Les médicaments conseillés par l’ouvrage se trouveront dans l’un des quatre coffres à pharmacie du sous-marin Flore. Des actes chirurgicaux légers sont également détaillés, mais dans le cas où une opération serait requise, il est inscrit « cet acte est de la compétence du médecin ». En effet, si le commandant en second a suivi un stage dans une structure médicalisée, il n’est pas formé pour intervenir dans toutes les situations. En cas de doute, il ne jouera pas aux apprentis sorciers et devra « demander consultation radio ». Il ne faut pas oublier que sur un sous-marin, chaque petit souci de santé peut se retrouver nettement amplifié : une coupure ou une brûlure peut gravement s’infecter en raison de l’insalubrité de l’air du bord où se dégagent les vapeurs des machines.

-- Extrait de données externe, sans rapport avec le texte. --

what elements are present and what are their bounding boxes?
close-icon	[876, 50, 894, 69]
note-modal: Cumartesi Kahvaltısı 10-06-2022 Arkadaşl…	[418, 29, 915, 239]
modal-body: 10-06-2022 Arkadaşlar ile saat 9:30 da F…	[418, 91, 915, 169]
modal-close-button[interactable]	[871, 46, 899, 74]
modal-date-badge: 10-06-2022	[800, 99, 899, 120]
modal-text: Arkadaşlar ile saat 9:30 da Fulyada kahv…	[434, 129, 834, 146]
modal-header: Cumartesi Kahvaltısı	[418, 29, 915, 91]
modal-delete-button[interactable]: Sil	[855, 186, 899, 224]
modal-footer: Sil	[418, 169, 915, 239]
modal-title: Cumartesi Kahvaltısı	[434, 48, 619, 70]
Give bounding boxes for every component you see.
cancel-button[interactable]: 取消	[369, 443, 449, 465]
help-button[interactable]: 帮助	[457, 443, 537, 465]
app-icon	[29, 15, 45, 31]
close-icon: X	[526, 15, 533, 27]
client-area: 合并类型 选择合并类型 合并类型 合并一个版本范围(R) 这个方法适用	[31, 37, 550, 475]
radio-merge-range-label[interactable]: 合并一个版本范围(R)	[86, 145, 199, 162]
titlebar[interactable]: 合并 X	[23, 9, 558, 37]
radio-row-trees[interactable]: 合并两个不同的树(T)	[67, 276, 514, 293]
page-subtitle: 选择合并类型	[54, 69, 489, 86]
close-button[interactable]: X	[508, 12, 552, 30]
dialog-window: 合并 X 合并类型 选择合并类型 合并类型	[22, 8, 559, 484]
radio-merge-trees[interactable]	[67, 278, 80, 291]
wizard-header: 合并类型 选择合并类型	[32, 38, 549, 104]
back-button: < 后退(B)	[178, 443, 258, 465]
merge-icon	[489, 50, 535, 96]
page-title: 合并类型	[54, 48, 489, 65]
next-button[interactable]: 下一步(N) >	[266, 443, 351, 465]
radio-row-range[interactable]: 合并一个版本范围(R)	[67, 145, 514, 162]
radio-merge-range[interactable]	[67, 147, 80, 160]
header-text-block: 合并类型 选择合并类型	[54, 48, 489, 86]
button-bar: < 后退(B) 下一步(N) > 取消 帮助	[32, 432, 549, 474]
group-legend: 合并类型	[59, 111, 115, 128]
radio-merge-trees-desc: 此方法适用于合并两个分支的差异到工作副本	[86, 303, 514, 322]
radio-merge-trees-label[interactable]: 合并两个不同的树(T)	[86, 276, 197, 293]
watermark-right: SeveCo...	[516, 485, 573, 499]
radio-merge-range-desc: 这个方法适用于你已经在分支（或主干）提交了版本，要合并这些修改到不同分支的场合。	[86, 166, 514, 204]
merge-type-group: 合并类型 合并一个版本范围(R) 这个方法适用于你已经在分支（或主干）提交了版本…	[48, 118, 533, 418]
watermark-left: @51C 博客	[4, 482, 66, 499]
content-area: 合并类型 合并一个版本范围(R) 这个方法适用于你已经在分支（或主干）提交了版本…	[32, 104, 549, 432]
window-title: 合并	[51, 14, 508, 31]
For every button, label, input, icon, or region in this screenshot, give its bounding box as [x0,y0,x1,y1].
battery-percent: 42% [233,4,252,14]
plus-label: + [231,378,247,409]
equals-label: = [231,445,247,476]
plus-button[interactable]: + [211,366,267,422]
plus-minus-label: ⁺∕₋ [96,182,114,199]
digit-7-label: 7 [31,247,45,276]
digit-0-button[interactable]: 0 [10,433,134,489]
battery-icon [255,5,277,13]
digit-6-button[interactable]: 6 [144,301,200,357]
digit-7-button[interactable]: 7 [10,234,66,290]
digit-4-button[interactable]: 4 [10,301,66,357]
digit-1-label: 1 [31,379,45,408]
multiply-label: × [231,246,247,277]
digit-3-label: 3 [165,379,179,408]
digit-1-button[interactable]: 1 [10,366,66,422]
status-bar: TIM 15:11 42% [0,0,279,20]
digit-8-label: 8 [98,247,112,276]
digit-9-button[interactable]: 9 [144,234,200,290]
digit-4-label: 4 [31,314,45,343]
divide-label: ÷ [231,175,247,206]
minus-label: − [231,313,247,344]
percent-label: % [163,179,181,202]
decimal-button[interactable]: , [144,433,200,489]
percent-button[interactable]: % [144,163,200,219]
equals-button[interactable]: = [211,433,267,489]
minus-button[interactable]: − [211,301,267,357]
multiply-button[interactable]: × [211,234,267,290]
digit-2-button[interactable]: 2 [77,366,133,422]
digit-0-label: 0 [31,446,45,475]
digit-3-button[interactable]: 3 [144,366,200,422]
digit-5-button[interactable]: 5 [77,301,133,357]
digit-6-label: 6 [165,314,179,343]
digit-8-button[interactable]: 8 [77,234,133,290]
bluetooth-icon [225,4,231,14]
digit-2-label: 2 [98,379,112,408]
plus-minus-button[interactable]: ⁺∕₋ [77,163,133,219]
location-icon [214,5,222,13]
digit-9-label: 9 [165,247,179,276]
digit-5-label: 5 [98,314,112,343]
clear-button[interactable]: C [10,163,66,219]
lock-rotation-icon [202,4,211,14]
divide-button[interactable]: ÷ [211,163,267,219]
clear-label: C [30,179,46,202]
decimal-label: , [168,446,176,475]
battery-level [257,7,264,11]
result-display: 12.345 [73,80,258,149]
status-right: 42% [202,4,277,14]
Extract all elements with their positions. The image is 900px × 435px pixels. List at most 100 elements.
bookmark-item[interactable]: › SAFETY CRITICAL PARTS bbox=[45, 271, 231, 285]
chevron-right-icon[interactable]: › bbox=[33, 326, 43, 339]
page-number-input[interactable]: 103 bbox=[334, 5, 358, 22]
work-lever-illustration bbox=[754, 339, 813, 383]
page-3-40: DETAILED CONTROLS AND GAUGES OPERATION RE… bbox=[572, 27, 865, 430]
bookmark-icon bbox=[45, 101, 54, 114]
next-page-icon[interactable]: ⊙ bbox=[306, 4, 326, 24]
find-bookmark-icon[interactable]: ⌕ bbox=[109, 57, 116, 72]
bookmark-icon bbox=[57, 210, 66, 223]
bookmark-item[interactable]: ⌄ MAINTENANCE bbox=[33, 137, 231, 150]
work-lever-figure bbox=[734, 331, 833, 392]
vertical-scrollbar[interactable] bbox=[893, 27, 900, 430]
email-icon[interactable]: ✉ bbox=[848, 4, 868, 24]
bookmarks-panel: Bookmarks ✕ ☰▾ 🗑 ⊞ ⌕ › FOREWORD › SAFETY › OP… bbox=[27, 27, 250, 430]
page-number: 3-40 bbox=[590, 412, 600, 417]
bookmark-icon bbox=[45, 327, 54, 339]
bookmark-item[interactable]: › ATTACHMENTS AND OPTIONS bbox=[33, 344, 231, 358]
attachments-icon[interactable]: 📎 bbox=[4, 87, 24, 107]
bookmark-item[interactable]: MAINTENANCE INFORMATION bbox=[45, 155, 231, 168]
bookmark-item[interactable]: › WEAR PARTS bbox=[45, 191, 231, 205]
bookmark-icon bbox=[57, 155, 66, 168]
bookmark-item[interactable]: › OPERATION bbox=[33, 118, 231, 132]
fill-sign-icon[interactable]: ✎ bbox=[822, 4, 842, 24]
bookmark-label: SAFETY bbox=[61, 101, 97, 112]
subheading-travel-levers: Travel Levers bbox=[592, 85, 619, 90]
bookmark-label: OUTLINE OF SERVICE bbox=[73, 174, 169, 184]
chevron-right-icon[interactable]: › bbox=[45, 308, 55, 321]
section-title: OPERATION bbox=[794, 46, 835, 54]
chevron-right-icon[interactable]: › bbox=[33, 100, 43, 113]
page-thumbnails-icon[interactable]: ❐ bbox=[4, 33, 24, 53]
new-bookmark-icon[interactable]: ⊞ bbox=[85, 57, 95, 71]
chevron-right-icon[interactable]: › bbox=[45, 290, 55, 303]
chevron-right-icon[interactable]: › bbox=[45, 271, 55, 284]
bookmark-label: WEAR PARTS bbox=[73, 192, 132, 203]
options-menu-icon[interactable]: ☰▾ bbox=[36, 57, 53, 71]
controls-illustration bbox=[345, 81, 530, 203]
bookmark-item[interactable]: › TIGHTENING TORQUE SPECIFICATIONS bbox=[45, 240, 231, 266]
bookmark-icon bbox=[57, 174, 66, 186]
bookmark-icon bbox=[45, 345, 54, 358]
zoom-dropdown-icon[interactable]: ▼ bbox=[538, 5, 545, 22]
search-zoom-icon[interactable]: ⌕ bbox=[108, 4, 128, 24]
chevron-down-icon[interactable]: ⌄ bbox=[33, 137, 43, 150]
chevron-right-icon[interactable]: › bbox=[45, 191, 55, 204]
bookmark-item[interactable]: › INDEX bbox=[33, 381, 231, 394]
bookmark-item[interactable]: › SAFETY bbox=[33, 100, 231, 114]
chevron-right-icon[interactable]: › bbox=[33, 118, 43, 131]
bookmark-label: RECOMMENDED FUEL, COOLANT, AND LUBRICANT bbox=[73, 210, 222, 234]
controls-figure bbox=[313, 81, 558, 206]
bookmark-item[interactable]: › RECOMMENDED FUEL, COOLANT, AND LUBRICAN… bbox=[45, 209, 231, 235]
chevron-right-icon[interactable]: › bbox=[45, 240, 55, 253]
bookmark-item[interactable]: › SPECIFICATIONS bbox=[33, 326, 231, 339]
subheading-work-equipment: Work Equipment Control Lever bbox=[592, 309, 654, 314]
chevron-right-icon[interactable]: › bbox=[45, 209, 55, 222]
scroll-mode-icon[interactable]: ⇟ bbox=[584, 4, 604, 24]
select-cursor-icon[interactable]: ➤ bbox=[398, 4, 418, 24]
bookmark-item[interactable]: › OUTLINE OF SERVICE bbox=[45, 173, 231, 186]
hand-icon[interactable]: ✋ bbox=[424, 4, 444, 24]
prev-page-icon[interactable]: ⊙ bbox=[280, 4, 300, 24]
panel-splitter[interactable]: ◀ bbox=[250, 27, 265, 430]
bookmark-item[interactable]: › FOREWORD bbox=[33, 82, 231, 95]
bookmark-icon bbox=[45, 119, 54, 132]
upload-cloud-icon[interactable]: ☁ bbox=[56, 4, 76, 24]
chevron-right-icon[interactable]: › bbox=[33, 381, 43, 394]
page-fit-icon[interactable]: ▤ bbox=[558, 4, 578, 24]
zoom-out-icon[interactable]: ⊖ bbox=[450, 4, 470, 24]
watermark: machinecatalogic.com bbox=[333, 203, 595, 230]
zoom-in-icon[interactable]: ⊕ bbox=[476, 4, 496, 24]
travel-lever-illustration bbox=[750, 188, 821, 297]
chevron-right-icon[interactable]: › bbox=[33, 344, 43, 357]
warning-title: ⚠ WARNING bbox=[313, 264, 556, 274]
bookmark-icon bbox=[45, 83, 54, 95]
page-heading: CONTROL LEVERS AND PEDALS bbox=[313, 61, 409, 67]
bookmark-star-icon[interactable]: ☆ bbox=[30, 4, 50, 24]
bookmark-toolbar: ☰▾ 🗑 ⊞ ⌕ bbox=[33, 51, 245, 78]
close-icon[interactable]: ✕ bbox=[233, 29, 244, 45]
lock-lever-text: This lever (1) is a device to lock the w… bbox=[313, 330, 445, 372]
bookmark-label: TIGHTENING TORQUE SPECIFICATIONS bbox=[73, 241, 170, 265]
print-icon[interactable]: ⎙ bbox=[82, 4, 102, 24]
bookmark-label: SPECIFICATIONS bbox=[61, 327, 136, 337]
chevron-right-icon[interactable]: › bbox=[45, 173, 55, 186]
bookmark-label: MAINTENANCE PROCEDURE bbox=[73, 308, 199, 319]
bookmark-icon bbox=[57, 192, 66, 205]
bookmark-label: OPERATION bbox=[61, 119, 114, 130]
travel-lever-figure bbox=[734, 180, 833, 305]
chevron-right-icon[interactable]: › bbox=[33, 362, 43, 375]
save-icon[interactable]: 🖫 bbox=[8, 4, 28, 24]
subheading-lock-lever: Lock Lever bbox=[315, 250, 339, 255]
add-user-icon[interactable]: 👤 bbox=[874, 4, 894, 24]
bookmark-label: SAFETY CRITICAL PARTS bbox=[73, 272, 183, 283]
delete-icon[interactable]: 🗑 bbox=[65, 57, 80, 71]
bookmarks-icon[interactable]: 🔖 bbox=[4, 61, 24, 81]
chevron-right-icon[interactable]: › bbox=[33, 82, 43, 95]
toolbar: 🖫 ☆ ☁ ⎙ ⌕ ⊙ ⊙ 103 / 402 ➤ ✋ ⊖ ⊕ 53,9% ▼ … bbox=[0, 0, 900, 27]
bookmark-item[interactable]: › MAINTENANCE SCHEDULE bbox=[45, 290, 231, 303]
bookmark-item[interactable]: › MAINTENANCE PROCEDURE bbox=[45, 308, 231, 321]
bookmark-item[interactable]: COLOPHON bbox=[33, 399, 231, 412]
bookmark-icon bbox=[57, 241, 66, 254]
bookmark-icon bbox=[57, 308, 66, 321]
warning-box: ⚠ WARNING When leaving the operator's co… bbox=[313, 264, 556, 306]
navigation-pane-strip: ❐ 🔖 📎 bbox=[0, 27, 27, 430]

Le médecin de papier donne également des conseils sur l’hygiène, la conservation des vivres ou encore la désinfection des locaux…

Une prémière version rédigée en 1766

Si le sous-marin Flore a navigué entre 1964 et 1989, le médecin de papier est en fait bien plus ancien puisque la première version aurait été rédigée en 1766 par Mauran de Marseille, docteur en médecine et ancien chirurgien-navigant. On retrouve ce type de manuel à bord des navires au long-cours des cap-horniers ayant navigué entre le milieu du XIXème siècle et le début du XXème siècle. En l’absence du médecin, le capitaine du navire était responsable de la santé de ses hommes. Les remèdes étaient alors bien différents : la teinture de cannelle était prescrite aux marins ayant séjourné dans l’eau glaciale, et l’eau de clous rouillés en cas d’anémie…

Le médecin de papier n’a cessé d’être régulièrement mis à jour au fil des années et des avancées médicales et pharmaceutiques. C’est le cas du médecin de papier exposé en vitrine au Sous-Marin Flore et son musée, dans lequel des conseils ont été rajoutés à la main afin de conseiller un médicament supplémentaire ou ajouter un geste à la procédure décrite.

Son nom aujourd’hui : Guide médical international de bord

De nos jours, le médecin de papier se fait rare en raison de l’apparition des télécommunications radio-maritimes, qui permettent d’établir le contact avec un médecin dans les situations délicates. Il n’a pas pour autant disparu, il a pris le nom de Guide médical international de bord et reste obligatoire sur les navires de plaisance selon leur éloignement des côtes. Il renseigne toujours sur les gestes médicaux, l’hygiène ou la prévention des maladies.

En ce qui concerne les sous-marins actuels, chaque patrouille de Sous-Marins Nucléaires Lanceurs d’Engins se fait en présence d’un médecin, secondé d’un infirmier. En revanche, sur les Sous-Marins Nucléaires d’Attaque, si un infirmier est systématiquement embarqué, un médecin accompagnera l’équipage uniquement s’il est envoyé en mission dans une zone isolée, sans soutien médical à proximité.